Last edited: Mar 28, 2009
3. Mar 28, 2009

### Helsinki

Hi lanedance,

Is there a general formula that is used to get $$F$$?

Last edited: Mar 28, 2009
4. Mar 28, 2009

### lanedance

start with the gravitational field g, at r from a mass dm

$$\textbf{dg} = -\frac{Gdm}{|r|^2}\hat{\textbf{r}}$$

5. Mar 28, 2009

### Helsinki

I have realized that the formula given for $$F$$ above in the original problem statement doesn't even make sense--$$F$$ ought to be a vector field, and F as given above is certainly not! This is a formula that's given in the back of the book, and I think it's purposefully wrong since it seems way off base.

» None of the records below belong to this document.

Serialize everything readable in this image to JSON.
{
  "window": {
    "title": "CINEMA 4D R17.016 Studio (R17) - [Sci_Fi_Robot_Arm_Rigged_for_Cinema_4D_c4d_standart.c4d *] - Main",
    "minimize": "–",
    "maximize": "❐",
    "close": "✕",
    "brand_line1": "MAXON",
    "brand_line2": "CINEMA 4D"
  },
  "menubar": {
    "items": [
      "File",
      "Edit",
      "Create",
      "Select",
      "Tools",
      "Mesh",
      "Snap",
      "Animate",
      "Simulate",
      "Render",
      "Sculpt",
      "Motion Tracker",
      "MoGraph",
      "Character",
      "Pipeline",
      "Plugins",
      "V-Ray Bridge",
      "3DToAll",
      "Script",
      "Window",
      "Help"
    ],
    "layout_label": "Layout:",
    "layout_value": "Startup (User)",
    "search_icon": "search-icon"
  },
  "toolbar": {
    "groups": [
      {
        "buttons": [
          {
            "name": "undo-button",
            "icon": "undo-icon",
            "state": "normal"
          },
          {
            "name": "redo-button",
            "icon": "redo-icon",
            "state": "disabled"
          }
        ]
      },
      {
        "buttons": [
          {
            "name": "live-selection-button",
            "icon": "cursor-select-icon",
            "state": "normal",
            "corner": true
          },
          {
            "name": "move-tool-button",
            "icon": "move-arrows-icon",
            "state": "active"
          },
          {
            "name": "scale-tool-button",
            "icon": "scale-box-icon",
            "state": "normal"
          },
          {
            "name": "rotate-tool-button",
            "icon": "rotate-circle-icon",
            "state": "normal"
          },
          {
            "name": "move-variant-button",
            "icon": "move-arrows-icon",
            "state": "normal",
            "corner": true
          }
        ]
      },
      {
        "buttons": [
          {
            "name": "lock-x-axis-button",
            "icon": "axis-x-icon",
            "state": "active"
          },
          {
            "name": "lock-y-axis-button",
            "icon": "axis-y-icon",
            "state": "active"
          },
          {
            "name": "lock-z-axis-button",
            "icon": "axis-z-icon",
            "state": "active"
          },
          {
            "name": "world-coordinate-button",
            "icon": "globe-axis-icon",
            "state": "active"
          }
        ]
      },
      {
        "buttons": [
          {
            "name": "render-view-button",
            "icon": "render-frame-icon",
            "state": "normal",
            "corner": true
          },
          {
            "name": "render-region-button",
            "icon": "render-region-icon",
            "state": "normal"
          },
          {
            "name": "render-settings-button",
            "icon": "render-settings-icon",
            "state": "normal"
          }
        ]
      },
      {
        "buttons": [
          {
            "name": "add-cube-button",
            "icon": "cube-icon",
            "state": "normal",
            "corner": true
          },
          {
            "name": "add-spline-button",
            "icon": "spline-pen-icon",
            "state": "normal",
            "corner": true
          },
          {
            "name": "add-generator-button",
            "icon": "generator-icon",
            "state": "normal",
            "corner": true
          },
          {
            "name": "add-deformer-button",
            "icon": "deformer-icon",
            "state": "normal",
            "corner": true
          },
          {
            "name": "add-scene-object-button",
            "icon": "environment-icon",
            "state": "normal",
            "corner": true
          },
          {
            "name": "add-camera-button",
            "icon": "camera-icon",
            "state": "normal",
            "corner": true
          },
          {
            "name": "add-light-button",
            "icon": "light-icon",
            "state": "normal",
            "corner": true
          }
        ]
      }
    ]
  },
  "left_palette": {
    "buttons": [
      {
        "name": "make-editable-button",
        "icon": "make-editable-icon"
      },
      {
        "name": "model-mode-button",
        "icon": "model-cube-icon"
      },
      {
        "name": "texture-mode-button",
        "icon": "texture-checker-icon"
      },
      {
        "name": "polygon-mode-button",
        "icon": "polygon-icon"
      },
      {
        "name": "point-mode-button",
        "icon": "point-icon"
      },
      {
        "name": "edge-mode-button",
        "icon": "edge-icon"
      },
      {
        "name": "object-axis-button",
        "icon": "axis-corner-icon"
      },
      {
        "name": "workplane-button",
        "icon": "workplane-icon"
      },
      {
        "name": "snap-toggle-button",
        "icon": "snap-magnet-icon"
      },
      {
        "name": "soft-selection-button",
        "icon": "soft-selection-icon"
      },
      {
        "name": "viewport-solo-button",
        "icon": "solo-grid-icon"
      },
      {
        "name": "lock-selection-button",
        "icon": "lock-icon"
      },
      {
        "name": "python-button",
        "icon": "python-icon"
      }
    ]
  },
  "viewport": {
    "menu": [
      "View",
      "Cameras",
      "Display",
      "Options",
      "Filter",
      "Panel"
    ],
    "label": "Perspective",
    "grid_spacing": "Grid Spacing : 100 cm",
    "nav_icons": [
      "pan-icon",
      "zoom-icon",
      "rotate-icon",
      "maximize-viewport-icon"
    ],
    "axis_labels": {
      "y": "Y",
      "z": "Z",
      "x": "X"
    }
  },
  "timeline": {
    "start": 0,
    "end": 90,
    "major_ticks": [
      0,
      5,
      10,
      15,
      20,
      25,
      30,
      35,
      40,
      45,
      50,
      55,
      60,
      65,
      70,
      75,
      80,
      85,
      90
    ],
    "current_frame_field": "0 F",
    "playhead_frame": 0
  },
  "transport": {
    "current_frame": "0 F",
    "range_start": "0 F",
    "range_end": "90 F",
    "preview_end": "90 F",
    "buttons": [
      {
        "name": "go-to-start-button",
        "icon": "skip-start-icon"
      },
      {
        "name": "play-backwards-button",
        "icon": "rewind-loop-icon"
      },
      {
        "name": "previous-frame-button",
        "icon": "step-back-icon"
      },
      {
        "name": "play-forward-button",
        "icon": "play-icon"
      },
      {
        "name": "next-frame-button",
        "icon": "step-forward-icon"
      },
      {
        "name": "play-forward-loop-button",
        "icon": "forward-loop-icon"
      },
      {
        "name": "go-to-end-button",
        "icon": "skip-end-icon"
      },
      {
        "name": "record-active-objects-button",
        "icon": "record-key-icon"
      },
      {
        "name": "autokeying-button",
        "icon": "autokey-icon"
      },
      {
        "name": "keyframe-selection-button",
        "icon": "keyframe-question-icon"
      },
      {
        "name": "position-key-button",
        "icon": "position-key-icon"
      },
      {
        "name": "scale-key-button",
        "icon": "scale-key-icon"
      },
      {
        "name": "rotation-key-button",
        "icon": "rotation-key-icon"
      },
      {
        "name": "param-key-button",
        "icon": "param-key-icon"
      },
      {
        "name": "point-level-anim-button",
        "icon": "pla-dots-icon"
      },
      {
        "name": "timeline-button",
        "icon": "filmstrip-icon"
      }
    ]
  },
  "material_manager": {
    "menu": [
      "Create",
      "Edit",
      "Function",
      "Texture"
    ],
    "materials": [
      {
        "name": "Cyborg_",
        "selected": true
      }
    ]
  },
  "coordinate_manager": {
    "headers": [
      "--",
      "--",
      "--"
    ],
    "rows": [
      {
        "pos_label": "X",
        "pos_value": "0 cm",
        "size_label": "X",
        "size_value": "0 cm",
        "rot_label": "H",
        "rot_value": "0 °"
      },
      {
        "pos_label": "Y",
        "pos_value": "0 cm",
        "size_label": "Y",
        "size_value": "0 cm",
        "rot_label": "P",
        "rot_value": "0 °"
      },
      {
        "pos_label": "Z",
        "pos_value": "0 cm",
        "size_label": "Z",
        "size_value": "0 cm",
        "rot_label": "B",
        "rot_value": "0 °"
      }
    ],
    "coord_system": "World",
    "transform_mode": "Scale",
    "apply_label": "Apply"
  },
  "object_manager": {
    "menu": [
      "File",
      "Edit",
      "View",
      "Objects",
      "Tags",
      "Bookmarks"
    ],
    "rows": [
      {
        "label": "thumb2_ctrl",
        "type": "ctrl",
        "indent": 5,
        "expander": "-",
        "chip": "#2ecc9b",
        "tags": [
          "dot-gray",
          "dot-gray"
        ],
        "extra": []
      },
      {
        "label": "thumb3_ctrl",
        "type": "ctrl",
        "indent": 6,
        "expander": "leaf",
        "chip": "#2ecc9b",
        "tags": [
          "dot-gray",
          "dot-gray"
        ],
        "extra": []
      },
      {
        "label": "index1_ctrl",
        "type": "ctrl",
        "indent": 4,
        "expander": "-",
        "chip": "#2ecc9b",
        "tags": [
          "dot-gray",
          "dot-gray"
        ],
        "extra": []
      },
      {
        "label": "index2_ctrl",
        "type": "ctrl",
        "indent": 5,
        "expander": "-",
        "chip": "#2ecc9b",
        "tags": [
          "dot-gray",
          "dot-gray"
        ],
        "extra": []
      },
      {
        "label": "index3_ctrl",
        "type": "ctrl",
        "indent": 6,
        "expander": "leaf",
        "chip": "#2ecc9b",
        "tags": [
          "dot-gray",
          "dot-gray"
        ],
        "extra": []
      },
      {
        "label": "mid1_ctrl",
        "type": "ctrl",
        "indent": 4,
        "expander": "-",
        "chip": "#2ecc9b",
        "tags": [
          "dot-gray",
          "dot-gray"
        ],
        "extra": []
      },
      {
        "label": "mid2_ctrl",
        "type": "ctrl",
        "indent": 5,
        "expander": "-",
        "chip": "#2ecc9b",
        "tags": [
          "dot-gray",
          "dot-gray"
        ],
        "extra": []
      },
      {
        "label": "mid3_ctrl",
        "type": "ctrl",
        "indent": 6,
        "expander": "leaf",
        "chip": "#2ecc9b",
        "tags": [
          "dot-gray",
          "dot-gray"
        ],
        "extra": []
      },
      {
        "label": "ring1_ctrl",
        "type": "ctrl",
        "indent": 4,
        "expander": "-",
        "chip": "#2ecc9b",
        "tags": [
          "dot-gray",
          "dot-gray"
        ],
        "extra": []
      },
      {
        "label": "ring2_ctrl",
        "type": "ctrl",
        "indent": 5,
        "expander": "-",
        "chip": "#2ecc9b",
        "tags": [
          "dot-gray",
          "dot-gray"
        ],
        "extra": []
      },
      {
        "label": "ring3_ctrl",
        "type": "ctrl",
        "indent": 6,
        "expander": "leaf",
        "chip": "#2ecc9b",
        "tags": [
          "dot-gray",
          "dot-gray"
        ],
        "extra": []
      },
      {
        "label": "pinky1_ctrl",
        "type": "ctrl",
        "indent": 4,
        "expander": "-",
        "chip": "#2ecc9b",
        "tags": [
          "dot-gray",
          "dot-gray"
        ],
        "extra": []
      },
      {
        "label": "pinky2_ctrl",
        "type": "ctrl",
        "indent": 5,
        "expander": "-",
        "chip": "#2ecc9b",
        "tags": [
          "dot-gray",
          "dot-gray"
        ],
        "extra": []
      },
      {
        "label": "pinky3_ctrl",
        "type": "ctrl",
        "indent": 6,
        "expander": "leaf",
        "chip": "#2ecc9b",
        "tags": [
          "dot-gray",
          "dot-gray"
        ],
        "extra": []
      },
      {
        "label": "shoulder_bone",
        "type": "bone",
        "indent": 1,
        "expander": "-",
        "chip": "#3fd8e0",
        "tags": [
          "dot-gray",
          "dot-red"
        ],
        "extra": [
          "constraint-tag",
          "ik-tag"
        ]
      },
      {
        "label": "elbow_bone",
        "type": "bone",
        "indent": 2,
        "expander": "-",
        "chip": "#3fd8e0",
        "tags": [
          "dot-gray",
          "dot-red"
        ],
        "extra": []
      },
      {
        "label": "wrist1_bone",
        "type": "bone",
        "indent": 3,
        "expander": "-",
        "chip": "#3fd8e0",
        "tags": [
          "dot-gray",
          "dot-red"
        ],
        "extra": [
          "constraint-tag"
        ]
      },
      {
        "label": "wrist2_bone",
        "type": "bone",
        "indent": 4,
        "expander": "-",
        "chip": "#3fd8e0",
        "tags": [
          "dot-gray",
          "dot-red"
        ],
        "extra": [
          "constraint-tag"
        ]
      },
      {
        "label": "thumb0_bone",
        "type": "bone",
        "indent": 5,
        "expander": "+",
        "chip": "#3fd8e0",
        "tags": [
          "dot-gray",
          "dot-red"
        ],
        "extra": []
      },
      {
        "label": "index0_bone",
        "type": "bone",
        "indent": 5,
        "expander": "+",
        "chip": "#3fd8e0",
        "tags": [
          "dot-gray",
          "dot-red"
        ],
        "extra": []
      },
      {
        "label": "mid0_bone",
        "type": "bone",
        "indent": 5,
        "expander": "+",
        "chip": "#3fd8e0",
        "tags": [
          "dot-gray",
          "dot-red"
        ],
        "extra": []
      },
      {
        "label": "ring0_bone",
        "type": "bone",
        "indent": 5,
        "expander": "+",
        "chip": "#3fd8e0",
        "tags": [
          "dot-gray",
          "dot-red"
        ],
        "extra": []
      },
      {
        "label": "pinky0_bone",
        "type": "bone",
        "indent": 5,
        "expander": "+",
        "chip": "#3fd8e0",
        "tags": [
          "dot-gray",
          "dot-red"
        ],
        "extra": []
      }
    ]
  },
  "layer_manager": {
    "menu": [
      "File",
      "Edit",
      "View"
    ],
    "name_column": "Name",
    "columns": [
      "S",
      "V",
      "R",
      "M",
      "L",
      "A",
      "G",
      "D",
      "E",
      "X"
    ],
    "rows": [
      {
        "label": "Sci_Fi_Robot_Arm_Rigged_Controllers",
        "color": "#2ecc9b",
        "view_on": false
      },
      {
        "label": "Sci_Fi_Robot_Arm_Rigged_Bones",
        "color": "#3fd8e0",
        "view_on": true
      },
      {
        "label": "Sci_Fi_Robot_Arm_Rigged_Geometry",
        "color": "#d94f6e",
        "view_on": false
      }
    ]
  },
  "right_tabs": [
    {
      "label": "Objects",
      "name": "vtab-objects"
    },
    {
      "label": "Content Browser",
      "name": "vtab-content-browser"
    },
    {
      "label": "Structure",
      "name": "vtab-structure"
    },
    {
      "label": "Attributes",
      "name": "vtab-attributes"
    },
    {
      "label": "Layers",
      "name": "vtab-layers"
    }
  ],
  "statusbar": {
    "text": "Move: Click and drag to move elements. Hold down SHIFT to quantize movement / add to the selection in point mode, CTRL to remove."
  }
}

I think the correct approach is to write the gravitational potential $$V$$ and then find the gravitational force $$F= \nabla V$$. It can be shown (below) that $$V$$ is constant and so $$F=0$$, the zero vector. As a basic setup, we have

$$-V(0,0,a)=-\int\int\int_W \frac{\delta(x,y,z) dx dy dz}{\sqrt{x^2+y^2+(z-a)^2}}$$

where $$\delta$$ is =1. Then with spherical coordinates this is
$$-V(0,0,a)=-\int\int\int_W \frac{(\rho^2\cdot \sin{\phi}) d\rho d\theta d\phi}{\sqrt{1-2a \cos{\phi}+a^2}}$$.

At the end we should have something like
$$-V=(Gm)2\pi \rho_{(0,0,a)}$$ and so $$F=\nabla{V}=0$$.

I would appreciate if someone could validate what I have said-naturally I must fill in some work in the integration above. I believe the text is completely wrong--on the other hand I am unwilling to reject its answer since its a textbook, and textbooks are always right (or at least, never this wrong).

Helsinki

Last edited: Mar 28, 2009
6. Mar 31, 2009

### sundried

The given formula is just the component of the force in the z direction, which is all you need.

This problem is perhaps easier in cylindrical coords.